Author Cutting Tool Engineering
June 26, 2023 - 11:30am

The precious metals, such as platinum, palladium and rhodium, in catalytic converters make them attractive to thieves, but University of Central Florida researchers are working to reduce the amount of precious metals needed in them — down to single atoms — while still maximizing their effectiveness.

Catalytic converters, which were introduced widely in U.S. vehicles in the 1970s, use precious metals as catalysts to help scrub harmful and deadly chemicals from combustion engine exhaust. As the price of precious metals has risen, so has the number of catalytic converter thefts.

In recent studies appearing in Nature Communications and Journal of the American Chemical Society, UCF researchers showed they could use atomic platinum to control pollutants and operate the system at lower temperatures, which is crucial to removing dangerous chemicals when an automobile starts.
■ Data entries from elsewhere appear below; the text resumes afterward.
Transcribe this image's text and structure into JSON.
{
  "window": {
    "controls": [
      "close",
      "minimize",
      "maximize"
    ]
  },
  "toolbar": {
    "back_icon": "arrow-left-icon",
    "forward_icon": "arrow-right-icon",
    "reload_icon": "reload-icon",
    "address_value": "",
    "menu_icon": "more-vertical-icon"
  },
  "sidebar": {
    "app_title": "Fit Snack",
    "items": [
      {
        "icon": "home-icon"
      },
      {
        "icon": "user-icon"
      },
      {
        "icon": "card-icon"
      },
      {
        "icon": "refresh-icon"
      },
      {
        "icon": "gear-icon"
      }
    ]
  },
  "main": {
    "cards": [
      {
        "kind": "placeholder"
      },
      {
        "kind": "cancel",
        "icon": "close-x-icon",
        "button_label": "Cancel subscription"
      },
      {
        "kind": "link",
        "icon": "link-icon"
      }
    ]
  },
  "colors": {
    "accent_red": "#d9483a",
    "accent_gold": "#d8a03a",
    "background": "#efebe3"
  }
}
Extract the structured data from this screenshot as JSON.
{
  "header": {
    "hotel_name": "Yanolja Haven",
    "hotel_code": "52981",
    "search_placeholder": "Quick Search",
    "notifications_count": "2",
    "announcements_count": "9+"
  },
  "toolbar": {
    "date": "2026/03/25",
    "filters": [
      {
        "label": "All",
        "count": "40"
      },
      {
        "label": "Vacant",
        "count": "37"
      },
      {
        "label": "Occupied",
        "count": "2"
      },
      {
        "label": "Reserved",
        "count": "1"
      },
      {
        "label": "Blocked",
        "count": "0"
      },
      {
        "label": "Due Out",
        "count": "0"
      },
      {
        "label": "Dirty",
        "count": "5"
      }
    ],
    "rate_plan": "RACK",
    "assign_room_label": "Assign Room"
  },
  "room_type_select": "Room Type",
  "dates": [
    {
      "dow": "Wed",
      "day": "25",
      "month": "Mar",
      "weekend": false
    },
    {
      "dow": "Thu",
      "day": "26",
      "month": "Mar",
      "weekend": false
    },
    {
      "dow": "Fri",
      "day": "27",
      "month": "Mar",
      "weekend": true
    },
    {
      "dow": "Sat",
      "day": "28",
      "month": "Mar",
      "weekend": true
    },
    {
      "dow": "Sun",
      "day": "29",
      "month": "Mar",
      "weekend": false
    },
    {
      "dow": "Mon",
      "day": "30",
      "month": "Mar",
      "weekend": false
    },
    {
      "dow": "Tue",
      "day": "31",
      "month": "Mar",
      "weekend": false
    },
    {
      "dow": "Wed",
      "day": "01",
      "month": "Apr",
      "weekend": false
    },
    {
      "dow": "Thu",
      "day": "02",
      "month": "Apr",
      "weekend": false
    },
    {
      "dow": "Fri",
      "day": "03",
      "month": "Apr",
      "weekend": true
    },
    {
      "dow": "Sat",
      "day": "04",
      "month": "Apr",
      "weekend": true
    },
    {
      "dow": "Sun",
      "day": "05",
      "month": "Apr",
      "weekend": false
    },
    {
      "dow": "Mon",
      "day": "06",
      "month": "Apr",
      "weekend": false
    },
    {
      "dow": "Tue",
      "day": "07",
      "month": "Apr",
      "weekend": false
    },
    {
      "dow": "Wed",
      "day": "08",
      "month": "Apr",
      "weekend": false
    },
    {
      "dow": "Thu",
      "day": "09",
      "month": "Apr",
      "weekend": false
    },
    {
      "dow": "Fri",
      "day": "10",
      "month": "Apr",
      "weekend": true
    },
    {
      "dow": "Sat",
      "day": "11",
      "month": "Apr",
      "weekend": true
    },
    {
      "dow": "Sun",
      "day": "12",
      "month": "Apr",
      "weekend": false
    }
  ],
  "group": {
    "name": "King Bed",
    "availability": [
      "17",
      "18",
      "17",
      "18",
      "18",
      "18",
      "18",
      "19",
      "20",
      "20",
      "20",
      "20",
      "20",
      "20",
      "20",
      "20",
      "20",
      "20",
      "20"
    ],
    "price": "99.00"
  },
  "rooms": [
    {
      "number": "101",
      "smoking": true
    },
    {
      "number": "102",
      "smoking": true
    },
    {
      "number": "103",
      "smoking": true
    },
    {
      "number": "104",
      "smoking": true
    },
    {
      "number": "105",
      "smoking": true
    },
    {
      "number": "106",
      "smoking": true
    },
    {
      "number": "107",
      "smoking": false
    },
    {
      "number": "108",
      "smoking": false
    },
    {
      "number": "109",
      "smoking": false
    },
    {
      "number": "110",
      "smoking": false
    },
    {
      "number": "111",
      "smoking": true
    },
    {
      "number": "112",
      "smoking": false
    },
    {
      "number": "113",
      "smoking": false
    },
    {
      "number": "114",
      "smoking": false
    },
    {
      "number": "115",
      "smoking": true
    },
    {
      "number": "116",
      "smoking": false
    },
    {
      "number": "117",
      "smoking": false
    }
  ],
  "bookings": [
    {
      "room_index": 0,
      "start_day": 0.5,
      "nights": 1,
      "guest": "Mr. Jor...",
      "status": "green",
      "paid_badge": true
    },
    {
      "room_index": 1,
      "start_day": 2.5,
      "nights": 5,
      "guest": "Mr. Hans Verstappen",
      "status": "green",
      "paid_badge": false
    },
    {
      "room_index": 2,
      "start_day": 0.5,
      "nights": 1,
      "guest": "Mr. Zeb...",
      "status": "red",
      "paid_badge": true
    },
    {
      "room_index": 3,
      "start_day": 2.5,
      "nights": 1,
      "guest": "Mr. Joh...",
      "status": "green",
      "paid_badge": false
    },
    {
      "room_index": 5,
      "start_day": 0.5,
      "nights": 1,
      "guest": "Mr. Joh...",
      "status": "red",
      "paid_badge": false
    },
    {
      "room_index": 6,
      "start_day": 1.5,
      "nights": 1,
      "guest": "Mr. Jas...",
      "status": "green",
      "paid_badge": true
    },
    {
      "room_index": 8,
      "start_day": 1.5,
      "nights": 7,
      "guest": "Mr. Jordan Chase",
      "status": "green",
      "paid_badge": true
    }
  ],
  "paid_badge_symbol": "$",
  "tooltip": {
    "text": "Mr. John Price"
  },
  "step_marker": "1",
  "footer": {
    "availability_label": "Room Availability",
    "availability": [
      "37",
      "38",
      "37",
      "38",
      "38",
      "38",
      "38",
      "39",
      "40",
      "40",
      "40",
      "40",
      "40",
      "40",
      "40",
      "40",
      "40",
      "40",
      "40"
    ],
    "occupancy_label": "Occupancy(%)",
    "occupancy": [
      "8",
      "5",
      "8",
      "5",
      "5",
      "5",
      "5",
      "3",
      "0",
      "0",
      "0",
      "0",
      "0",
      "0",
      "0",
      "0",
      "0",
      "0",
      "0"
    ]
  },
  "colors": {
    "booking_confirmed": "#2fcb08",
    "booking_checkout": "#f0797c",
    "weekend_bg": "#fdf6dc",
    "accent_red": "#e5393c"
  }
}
In the Nature Communications study, UCF research teams led by Fudong Liu, assistant professor in the department of civil, environmental and construction engineering, and Talat Rahman, distinguished Pegasus professor in the department of physics, successfully constructed platinum single atoms with different atomic coordination environments at specific locations on ceria. Ceria is a metal oxide that helps improve catalytic reaction performance.

The platinum atoms exhibited strikingly distinct behaviors in catalytic reactions, such as carbon monoxide oxidation and ammonia oxidation in a diesel engine exhaust after-treatment system, researchers say. The oxidation converts deadly carbon monoxide to carbon dioxide and converts harmful ammonia to nitrogen and water molecules.

Liu said results suggest that the catalytic performance of single-atom catalysts in targeted reactions can be maximized by optimizing the local coordination structures through simple, industrial-scalable strategies.

“By combining electronic structure calculations with state-of-the-art experiments,” he said, “the Liu and Rahman teams have made a breakthrough that can significantly benefit the heterogenous catalysis community in designing highly efficient single-atom catalysts for both environmental and energy-related needs. We have successfully developed a facile strategy to selectively fine-tune the local coordination environment of platinum single atoms to achieve satisfactory catalytic performance in different target reactions, which will push the understanding of single-atom catalysis a significant step forward.”

Rahman said the collaborative work demonstrates how theory and experiments working in tandem can unveil microscopic mechanisms responsible for enhancing catalytic activity and selectivity.